A few questions on conditional probability I have a few questions relating to conditional expectation. It is covered very briefly (half a side of A4-size paper) in my lecture notes, but I feel like I should know about it a bit more in depth.
Essentially, the things I know are:


*

*The definition. Given (i) a probability space $(\Omega, \mathcal{F}, \mathbb{P})$, (ii) a sub-$\sigma$-algebra $\mathcal{G} \subseteq \mathcal{F}$ which is generated by a countable set $(G_i\, :\, i \in I)$ with $\bigcup_i G_i = \Omega$, and (iii) a square-integrable random variable $X : \Omega \to \mathbb{R}$, we define the conditional expectation of $X$ given $\mathcal{G}$ by $\boxed{\mathbb{E}(X|\mathcal{G}) = \displaystyle  \sum_{i \in I} \mathbb{E}(X|G_i)1_{G_i}}$, where $\mathbb{E}(X|G_i) = \dfrac{\mathbb{E}(X 1_{G_i})}{\mathbb{P}(G_i)}$.
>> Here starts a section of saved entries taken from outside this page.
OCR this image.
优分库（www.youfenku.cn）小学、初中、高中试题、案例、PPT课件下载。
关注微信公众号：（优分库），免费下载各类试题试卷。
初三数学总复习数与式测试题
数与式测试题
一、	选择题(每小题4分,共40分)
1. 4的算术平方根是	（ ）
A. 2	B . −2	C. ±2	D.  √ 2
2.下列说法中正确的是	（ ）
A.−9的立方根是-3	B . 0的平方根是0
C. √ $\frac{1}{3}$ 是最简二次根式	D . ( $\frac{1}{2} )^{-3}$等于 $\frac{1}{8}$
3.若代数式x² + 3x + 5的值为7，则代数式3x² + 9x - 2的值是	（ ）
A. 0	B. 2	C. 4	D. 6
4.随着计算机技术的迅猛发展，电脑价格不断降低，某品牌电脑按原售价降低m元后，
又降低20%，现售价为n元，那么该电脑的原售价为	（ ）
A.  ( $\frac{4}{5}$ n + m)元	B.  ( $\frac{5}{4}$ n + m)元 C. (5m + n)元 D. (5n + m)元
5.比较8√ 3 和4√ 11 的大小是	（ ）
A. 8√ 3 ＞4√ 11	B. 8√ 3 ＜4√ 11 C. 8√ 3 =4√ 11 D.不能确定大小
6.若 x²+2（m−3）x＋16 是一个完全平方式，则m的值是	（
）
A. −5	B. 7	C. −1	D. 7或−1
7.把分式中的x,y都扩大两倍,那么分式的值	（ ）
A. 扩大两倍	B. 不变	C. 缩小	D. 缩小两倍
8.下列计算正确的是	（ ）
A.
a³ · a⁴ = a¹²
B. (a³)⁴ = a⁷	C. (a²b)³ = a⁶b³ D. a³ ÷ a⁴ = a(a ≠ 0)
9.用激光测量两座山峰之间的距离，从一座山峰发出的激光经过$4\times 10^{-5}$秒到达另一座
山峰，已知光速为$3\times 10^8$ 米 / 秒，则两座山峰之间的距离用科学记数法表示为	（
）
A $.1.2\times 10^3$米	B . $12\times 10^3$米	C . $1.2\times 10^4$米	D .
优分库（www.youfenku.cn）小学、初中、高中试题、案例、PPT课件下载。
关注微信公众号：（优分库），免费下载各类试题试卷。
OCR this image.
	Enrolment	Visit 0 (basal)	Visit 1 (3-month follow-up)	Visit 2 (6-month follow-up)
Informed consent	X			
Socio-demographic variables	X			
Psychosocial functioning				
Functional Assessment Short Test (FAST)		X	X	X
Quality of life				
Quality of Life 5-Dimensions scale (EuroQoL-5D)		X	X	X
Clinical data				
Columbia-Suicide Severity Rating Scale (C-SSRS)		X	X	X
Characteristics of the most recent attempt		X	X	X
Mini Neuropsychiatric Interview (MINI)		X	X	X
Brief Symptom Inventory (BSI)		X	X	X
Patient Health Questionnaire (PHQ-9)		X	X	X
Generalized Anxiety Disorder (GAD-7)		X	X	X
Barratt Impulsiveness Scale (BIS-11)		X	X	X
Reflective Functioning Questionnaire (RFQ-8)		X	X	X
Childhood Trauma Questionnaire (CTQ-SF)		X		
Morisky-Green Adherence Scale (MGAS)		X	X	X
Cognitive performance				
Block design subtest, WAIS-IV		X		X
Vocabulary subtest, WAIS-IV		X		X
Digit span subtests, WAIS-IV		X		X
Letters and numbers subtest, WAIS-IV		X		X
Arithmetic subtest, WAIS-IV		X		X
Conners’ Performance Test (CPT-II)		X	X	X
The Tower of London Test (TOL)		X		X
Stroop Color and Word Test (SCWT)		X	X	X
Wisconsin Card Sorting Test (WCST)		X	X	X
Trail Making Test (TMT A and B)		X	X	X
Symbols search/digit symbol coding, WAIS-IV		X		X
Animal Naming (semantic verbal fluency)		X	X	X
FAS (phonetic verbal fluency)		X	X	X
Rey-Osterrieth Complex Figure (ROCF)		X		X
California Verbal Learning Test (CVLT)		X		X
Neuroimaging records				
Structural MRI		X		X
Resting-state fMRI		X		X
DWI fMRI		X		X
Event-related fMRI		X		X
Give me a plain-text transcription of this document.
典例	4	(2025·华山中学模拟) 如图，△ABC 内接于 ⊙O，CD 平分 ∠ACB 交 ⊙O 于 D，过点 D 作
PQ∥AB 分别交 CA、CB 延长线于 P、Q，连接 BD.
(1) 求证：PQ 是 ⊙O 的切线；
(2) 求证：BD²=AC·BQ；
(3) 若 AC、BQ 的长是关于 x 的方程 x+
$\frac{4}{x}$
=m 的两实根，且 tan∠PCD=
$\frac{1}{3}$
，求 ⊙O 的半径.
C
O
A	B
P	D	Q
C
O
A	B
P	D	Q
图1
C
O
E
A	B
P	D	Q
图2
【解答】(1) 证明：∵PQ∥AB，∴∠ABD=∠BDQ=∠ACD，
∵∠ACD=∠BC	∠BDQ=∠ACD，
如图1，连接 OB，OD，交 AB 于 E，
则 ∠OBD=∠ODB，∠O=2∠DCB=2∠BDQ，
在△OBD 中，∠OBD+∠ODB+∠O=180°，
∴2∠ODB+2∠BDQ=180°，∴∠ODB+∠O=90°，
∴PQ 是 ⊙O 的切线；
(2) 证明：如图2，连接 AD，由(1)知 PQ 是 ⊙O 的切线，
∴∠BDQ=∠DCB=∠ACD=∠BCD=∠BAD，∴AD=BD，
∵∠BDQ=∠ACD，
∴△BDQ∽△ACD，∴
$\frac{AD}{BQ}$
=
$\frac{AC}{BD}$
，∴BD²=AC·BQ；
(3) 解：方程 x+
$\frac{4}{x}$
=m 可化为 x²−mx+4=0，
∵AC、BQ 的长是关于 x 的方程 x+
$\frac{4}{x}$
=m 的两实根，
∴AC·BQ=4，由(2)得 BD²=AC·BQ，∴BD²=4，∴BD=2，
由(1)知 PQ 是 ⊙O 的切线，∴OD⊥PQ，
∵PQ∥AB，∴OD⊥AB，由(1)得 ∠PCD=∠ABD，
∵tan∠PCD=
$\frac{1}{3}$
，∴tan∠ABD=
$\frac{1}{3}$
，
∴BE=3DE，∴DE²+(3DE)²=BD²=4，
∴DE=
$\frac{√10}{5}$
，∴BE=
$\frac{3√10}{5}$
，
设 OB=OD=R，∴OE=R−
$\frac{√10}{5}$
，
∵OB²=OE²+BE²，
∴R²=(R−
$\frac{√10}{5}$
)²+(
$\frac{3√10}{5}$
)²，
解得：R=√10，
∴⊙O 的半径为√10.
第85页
*The fact that $\mathbb{E}(X|\mathcal{G})$ is the orthogonal projection of $X$ onto the (closed, complete) subspace $L^2(\Omega, \mathcal{G}, \mathbb{P})$ of $L^2(\Omega, \mathcal{F}, \mathbb{P})$.

This is all fine. But a problem has arisen where I need to calculate this explicitly, and it's thrown me a bit. This has made me wonder a few things:


*

*If $Y \in L^2$ is a random variable and $\mathcal{G}=\sigma(Y)$, we have an uncountable generating set for $\mathcal{G}$, namely $\{ Y^{-1}(B)\, :\, B \in \mathcal{B}(\mathbb{R}) \}$. But if $\mathcal{A} \subseteq \mathcal{B}(\mathbb{R})$ generates $\mathcal{B}(\mathbb{R})$, can we therefore take $\sigma(G) = \{ Y^{-1}(A)\, :\, A \in \mathcal{A} \}$? I'd presume we can since $Y^{-1}$ preserves set operations. If so, this becomes compatible with the above definition because we can choose a countable generating set, such as $\{ [a,b)\, :\, a,b \in \mathbb{Q},\ a < b \}$. Is this correct?


*Do we define $\mathbb{E}(X|Y) = \mathbb{E}(X|\sigma(Y))$ for random variables $Y$? If not, how is this defined?


*In Q25J on page 14 here (PDF) we have $(G,X) \sim N\left( (\mu, \nu), \begin{pmatrix} u & v \\ v & w \end{pmatrix} \right)$, $\mathcal{F} = \sigma(G,X)$ and $\mathcal{G} = \sigma(X)$. It is slightly unclear when it says to "find $Y$ explicitly in this case" $-$ I presume that it means I should find $\mathbb{E}( U\, |\, \mathcal{G})$ for a general $\mathcal{F}$-measurable $U \in L^2$, since this is (an) orthogonal projection. But I can't work out what I can say about the distribution of $Y$ in this case.


*If $\mathcal{F} = \sigma(X)$ or $\sigma(X,Y)$ or so on, what can I say about the distribution of an $\mathcal{F}$-measurable function?

I hope I'm not trying to ask too much. Any input at all would be appreciated, so feel free to reply to as small or large a portion of my post as you like.
 A: *

*The projection version is mostly always good,( not always because you need square integrable.  But you are right, unless Y  is discrete it is not going to be of the form in definition 1.

*Yes

*for that exact problem, the joint normal, you can do the  "projection " version by observing that if $X ,Y$ joint normal you can write $Y = a X + Z$ where $Z$ is independent of $X$.  This easy because for joint normal independent = uncorrelated.  Then it is easy to see what $\mathbb E(Y \vert X)$ is .    The projection formulation shows that if $X, Z$ independent, $\mathbb E(Z \vert X) = \mathbb E(Z)$.  You can prove this as follows:  for any function of X, by independence $\mathbb E(Zg(x)) = \mathbb E(Z) \mathbb E(g(x)) $ so $\mathbb E((Z - \mathbb E(Z))g(x))  = 0$, so $Z - \mathbb E(Z)$ is orthogonal to any function of X, and that make $ \mathbb E(Z)$  the projection of $Z$ on the space of $\sigma(X) $ measurable functions.

*Almost nothing.  It's not much of a constraint on the distribution of a random variable.  If X is discrete, it has to be discrete.